Most CI systems I have seen have been stateless. That is, they start by getting a fresh Docker container (or building one from scratch), doing a Git checkout, building the thing and then throwing everything away. This is simple and matematically pure, but really slow. This approach is further driven by the way how in cloud computing CPU time and network transfers are cheap but storage is expensive (or at least it is possible to get almost infinite CI build time for open source projects but not persistent storage). Probably because the cloud vendor needs to take care of things like backups, they can't dispatch the task on any machine on the planet but instead on the one that already has the required state and so on.
How much could you reduce resource usage (or, if you prefer, improve CI build speed) by giving up on statelessness? Let's find out by running some tests. To get a reasonably large code base I used LLVM. I did not actually use any cloud or Docker in the tests, but I simulated them on a local media PC. I used 16 cores to compile and 4 to link (any more would saturate the disk). Tests were not run.
Baseline
Creating a Docker container with all the build deps takes a few minutes. Alternatively you can prebuild it, but then you need to download a 1 GB image.
Doing a full Git checkout would be wasteful. There are basically three different ways of doing a partial checkout: shallow clone, blobless and treeless. They take the following amount of time and space:
- shallow: 1m, 259 MB
- blobless: 2m 20s, 961 MB
- treeless: 1m 46s, 473 MB
With CCache
Using CCache in Docker is mostly a question of bind mounting a persistent directory in the container's cache directory. A from-scratch build with an up to date CCache takes 9m 30s.
With stashed Git repo
Just like the CCache dir, the Git checkout can also be persisted outside the container. Doing a git pull on an existing full checkout takes only a few seconds. You can even mount the repo dir read only to ensure that no state leaks from one build invocation to another.
With Danger Zone
One main thing a CI build ensures is that the code keeps on building when compiled from scratch. It is quite possible to have a bug in your build setup that manifests itself so that the build succeeds if a build directory has already been set up, but fails if you try to set it up from scratch. This was especially common back in ye olden times when people used to both write Makefiles by hand and to think that doing so was a good idea.
Nowadays build systems are much more reliable and this is not such a common issue (though it can definitely still occur). So what if you would be willing to give up full from-scratch checks on merge requests? You could, for example, still have a daily build that validates that use case. For some organizations this would not be acceptable, but for others it might be reasonable tradeoff. After all, why should a CI build take noticeably longer than an incremental build on the developer's own machine. If anything it should be faster, since servers are a lot beefier than developer laptops. So let's try it.
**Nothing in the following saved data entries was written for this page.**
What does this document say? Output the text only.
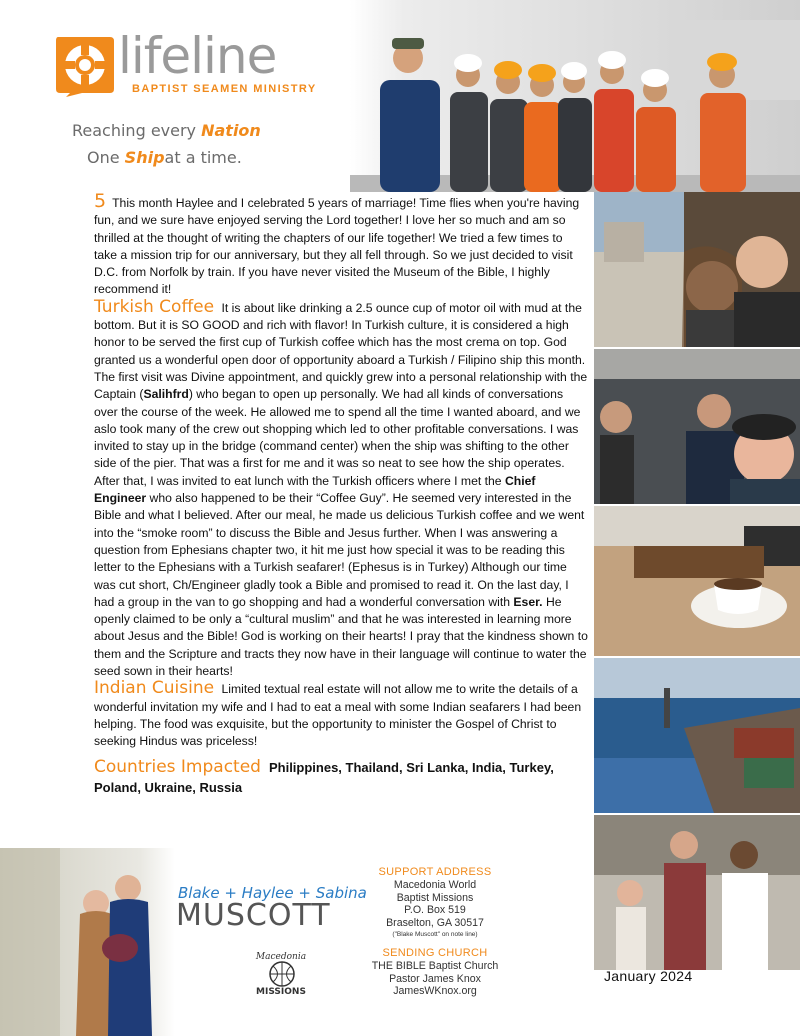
lifeline
BAPTIST SEAMEN MINISTRY
Reaching every Nation
One Shipat a time.

5 This month Haylee and I celebrated 5 years of marriage! Time flies when you're having fun, and we sure have enjoyed serving the Lord together! I love her so much and am so thrilled at the thought of writing the chapters of our life together! We tried a few times to take a mission trip for our anniversary, but they all fell through. So we just decided to visit D.C. from Norfolk by train. If you have never visited the Museum of the Bible, I highly recommend it!

Turkish Coffee It is about like drinking a 2.5 ounce cup of motor oil with mud at the bottom. But it is SO GOOD and rich with flavor! In Turkish culture, it is considered a high honor to be served the first cup of Turkish coffee which has the most crema on top. God granted us a wonderful open door of opportunity aboard a Turkish / Filipino ship this month. The first visit was Divine appointment, and quickly grew into a personal relationship with the Captain (Salihfrd) who began to open up personally. We had all kinds of conversations over the course of the week. He allowed me to spend all the time I wanted aboard, and we aslo took many of the crew out shopping which led to other profitable conversations. I was invited to stay up in the bridge (command center) when the ship was shifting to the other side of the pier. That was a first for me and it was so neat to see how the ship operates. After that, I was invited to eat lunch with the Turkish officers where I met the Chief Engineer who also happened to be their “Coffee Guy”. He seemed very interested in the Bible and what I believed. After our meal, he made us delicious Turkish coffee and we went into the “smoke room” to discuss the Bible and Jesus further. When I was answering a question from Ephesians chapter two, it hit me just how special it was to be reading this letter to the Ephesians with a Turkish seafarer! (Ephesus is in Turkey) Although our time was cut short, Ch/Engineer gladly took a Bible and promised to read it. On the last day, I had a group in the van to go shopping and had a wonderful conversation with Eser. He openly claimed to be only a “cultural muslim” and that he was interested in learning more about Jesus and the Bible! God is working on their hearts! I pray that the kindness shown to them and the Scripture and tracts they now have in their language will continue to water the seed sown in their hearts!

Indian Cuisine Limited textual real estate will not allow me to write the details of a wonderful invitation my wife and I had to eat a meal with some Indian seafarers I had been helping. The food was exquisite, but the opportunity to minister the Gospel of Christ to seeking Hindus was priceless!

Countries Impacted Philippines, Thailand, Sri Lanka, India, Turkey, Poland, Ukraine, Russia

Blake + Haylee + Sabina
MUSCOTT
Macedonia
MISSIONS
SUPPORT ADDRESS
Macedonia World
Baptist Missions
P.O. Box 519
Braselton, GA 30517
("Blake Muscott" on note line)
SENDING CHURCH
THE BIBLE Baptist Church
Pastor James Knox
JamesWKnox.org
January 2024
The implementation for this is the same as for CCache, you just persist the build directory as well. To run the build you do a Git update, mount the repo, build dir and optionally CCache dirs to the container and go.
I tested this by doing a git pull on the repo and then doing a rebuild. There were a couple of new commits, so this should be representative of the real world workloads. An incremental build took 8m 30s whereas a from scratch rebuild using a fully up to date cache took 10m 30s.
Conclusions
The amount of wall clock time used for the three main approaches were:
- Fully stateless
- Image building: 2m
- Git checkout: 1m
- Build: 42m
- Total: 45m
- Cached from-scratch
- Image building: 0m (assuming it is not "apt-get update"d for every build)
- Git checkout: 0m
- Build: 10m 30s
- Total: 10m 30s
- Fully cached
- Image building: 0m
- Git checkout: 0m
- Build: 8m 30s
- Total: 8m 30s
- Fully stateless
- Image: 1G
- Checkout: 300 MB
- Cached from-scratch:
- Image: 0
- Checkout: O(changes since last pull), typically a few kB
- Fully cached
- Image: 0
- Checkout: O(changes since last pull)
The final 2 minute improvement might not seem like that much, but on the other hand do you really want your developers to spend 2 minutes twiddling their thumbs for every merge request they create or update? I sure don't. Waiting for CI to finish is one of the most annoying things in software development.